Alkohol: 71 Prozent der Österreicher:innen trinken Alkohol in geringen Mengen. 15 Prozent pflegen einen „mittleren Alkoholkonsum“ und zehn Prozent haben einen „problematischen Alkoholkonsum“. Etwa fünf Prozent der Bevölkerung sind alkoholabhängig, das bedeutet rund 378.000 Menschen sind süchtig. Die Dunkelziffer dürfte dabei jedoch deutlich höher liegen.
Umweltgifte: Fast ein Viertel aller Todesfälle weltweit wird mit gesundheitsschädlichen Umwelteinflüssen in Zusammenhang gebracht – und zwar solchen, die der Mensch selbst beeinflussen kann. Dazu gehören: Folgen des Klimawandels, Luftverschmutzung, unzureichende Qualität der Wasserversorgung und Abwasserentsorgung, Belastung durch Chemikalien, Strahlung, Lärm, ungesunde Rückstände in der Nahrung aufgrund gesundheitsschädlicher Anbaumethoden sowie Gesundheitsund Sicherheitsrisiken am Arbeitsplatz und im Wohnumfeld.
Eine der häufigsten Folgen dieser Faktoren ist Krebs. Bezogen auf die österreichische Gesamtbevölkerung machten an Krebs erkrankte Personen vier Prozent aus. Diese Personen hatten insgesamt rund 404.933 Tumore. In den vergangenen zehn Jahren nahm die Zahl der jährlichen Neuerkrankungen von rund 39.000 auf etwa 42.000 zu. Dementsprechend steigt die Anzahl der mit Krebs lebenden Personen seit Jahren kontinuierlich an. Bei etwa der Hälfte aller 2019 diagnostizierten Fälle waren Brust, Prostata, Darm oder Lunge betroffen.
Gesunde Eigenverantwortung
Die Bereitschaft der Bevölkerung, selbst Verantwortung für ihre Gesundheit und ihr persönliches Wohlbefinden zu übernehmen, steht im Zentrum der kommenden Jahrzehnte. Nur wer sich für seinen Körper verantwortlich fühlt, nutzt Vorsorgeuntersuchungen, medizinische Überwachungstechnik, achtet auf einen gesunden Lebensstil und interessiert sich für Neuigkeiten aus der Gesundheitswelt.

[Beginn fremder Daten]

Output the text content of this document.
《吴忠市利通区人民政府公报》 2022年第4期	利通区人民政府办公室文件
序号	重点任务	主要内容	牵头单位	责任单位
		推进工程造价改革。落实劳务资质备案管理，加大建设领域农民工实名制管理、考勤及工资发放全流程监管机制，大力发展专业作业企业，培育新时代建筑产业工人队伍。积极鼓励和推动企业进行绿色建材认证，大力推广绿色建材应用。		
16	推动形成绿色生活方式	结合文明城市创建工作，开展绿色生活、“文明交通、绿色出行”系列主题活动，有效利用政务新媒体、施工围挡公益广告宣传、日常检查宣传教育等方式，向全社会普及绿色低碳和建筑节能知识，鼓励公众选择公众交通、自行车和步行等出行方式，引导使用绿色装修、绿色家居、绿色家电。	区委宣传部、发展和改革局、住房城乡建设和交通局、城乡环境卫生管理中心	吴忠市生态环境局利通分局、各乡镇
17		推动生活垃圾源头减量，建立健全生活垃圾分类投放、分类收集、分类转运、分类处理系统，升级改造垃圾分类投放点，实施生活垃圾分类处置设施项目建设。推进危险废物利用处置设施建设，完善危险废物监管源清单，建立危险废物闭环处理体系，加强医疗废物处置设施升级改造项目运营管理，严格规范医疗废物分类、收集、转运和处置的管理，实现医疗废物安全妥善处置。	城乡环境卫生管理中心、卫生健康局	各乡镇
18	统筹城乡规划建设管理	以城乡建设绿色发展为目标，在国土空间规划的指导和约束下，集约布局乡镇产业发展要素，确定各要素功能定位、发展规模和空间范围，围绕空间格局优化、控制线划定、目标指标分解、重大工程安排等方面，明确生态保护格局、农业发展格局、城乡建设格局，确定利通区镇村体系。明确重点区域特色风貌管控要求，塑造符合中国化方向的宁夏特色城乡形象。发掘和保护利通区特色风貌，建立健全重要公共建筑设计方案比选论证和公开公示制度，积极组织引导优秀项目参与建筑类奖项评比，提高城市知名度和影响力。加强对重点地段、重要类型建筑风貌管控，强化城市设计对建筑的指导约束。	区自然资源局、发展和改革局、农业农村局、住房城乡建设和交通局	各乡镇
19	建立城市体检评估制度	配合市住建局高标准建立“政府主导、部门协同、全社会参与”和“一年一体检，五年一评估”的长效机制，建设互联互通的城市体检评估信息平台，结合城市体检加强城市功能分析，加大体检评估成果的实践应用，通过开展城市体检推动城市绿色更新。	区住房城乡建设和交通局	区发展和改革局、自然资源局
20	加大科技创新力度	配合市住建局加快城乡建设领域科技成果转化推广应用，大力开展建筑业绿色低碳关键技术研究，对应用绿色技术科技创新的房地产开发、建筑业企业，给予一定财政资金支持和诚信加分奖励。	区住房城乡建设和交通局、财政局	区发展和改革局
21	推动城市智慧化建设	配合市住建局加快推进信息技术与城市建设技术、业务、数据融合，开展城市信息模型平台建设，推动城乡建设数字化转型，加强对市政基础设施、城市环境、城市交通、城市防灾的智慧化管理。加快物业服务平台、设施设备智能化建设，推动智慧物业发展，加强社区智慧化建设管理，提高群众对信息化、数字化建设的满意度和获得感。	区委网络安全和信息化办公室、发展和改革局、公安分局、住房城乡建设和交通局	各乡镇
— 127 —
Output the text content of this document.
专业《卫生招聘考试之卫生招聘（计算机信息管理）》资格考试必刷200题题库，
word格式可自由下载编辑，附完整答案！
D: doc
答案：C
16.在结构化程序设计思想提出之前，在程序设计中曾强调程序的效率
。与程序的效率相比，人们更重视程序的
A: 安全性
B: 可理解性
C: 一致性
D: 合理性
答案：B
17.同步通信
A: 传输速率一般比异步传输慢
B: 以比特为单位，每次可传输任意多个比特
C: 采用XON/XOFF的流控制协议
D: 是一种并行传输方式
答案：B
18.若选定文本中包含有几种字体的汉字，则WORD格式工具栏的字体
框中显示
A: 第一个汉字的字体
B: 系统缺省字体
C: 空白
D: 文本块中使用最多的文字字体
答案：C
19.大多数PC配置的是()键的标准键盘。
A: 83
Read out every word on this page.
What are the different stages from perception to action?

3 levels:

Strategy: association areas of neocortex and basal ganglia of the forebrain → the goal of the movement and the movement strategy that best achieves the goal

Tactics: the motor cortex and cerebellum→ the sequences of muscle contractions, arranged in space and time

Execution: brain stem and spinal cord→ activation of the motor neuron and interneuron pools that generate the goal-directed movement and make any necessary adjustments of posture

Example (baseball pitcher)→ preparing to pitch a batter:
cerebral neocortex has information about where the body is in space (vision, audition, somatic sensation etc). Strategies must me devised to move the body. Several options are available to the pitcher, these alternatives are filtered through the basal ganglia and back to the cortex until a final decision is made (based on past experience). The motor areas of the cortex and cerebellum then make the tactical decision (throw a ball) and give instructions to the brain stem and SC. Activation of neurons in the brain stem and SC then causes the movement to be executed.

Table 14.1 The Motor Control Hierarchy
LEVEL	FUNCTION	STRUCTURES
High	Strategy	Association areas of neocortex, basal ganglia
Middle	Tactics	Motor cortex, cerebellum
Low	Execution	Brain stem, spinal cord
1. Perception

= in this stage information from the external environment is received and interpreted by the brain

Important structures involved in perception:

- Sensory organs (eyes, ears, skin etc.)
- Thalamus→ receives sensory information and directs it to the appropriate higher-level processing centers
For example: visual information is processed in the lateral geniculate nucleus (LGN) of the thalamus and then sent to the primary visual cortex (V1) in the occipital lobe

Den Österreicher:innen muss klar gemacht werden, welche medizinischen Leistungen mit welchem Aufwand und welchen Kosten verbunden sind, damit unverantwortliches Verhalten tatsächlich gesundheitliche Konsequenzen hat. In Zukunft wäre es denkbar, dass es zu Zuzahlungen für Medikamente und medizinische Leistungen kommt, wenn man beispielsweise die Vorsorgeuntersuchungen nicht absolviert. Denkbar wäre auch, dass die Behandlungskosten für leichte Erkrankungen wie Schnupfen oder Husten selbst zu tragen sind. Nur so kann das Defizit der Kranken-kassen langfristig ausgeglichen werden. Nur wenn wir es in Österreich schaffen, dass sich die Menschen für ihre eigene Gesundheit zuständig fühlen, ist eine nachhaltige Reform des Gesundheitswesens möglich.